Catholic officials in South Africa will use their experiences of rebuilding after apartheid to help the Catholic Church in Sierra Leone rebuild after the 11-year civil war, South African Catholic leaders said.
Bishop Dowling and Father Sean O’Leary, director of the Pretoria-based Denis Hurley Peace Institute, visited Sierra Leone in September.
The church in Sierra Leone “needs to help the country deal with the underlying causes of the civil war,” Bishop Dowling said in a telephone interview, noting that this is “a big challenge.”
The war in Sierra Leone, which left tens of thousands of people dead and displaced hundreds of thousands more, was “most brutal,” Bishop Dowling told Catholic News Service, noting that rebel groups in Sierra Leone were notorious for chopping off the limbs of their victims and instilling fear throughout the population.
“The dynamics between justice, peace and reconciliation is complicated, and often justice is sacrificed in the interests of peace,” he said.
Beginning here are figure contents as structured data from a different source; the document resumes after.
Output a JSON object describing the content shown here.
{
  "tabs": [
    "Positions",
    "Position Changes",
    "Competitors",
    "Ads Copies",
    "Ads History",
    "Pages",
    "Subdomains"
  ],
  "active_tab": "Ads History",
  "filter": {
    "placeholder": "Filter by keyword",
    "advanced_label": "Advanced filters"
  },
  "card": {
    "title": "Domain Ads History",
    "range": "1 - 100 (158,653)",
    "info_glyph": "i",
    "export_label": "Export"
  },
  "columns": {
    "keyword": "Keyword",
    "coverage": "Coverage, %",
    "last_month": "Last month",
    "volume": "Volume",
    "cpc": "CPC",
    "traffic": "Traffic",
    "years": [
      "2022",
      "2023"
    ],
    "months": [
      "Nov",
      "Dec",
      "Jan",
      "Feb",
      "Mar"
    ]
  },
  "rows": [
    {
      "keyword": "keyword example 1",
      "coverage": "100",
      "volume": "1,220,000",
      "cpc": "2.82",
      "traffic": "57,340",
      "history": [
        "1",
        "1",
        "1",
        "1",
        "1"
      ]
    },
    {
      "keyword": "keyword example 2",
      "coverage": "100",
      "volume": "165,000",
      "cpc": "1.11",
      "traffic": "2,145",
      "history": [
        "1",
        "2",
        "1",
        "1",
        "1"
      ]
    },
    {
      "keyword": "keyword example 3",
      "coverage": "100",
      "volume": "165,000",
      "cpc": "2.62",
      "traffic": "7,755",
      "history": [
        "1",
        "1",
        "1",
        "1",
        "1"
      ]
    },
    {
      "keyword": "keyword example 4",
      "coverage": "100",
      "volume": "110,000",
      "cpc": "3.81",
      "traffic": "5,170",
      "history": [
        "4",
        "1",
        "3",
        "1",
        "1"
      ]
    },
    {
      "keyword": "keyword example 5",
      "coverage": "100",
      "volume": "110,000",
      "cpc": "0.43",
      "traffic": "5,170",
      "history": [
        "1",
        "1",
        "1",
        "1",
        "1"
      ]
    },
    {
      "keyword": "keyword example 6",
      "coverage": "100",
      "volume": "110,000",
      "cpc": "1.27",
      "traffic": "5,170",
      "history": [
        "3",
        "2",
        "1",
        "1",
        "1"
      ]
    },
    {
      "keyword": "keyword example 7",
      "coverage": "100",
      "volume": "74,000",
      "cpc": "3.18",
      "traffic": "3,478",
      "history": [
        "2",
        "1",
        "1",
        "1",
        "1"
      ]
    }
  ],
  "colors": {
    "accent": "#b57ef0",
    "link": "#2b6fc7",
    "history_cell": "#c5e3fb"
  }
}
Helping the church in Sierra Leone set up structures to facilitate reconciliation and “build sustainable peace” will be a priority for the South African church, Bishop Dowling said.
The South African church “will use its resources,” including the justice and peace commission, the Denis Hurley Peace Institute and the Cape Town-based Parliamentary liaison office, “to strengthen church structures in Sierra Leone and support local efforts to rebuild,” Bishop Dowling added.
In Freetown, Father O’Leary and Bishop Dowling met with the government-backed national committee for social action, which assessed the needs of 29,000 war victims who will receive government compensation.
“I was very impressed at the thorough and holistic way the assessments were done,” he said.
“The needs of individuals have been assessed and the committee has passed on documents to the departments of health and education to make sure that children who have had limbs hacked off get proper schooling and medical care,” he said, noting that the committee is “not just handing out money.”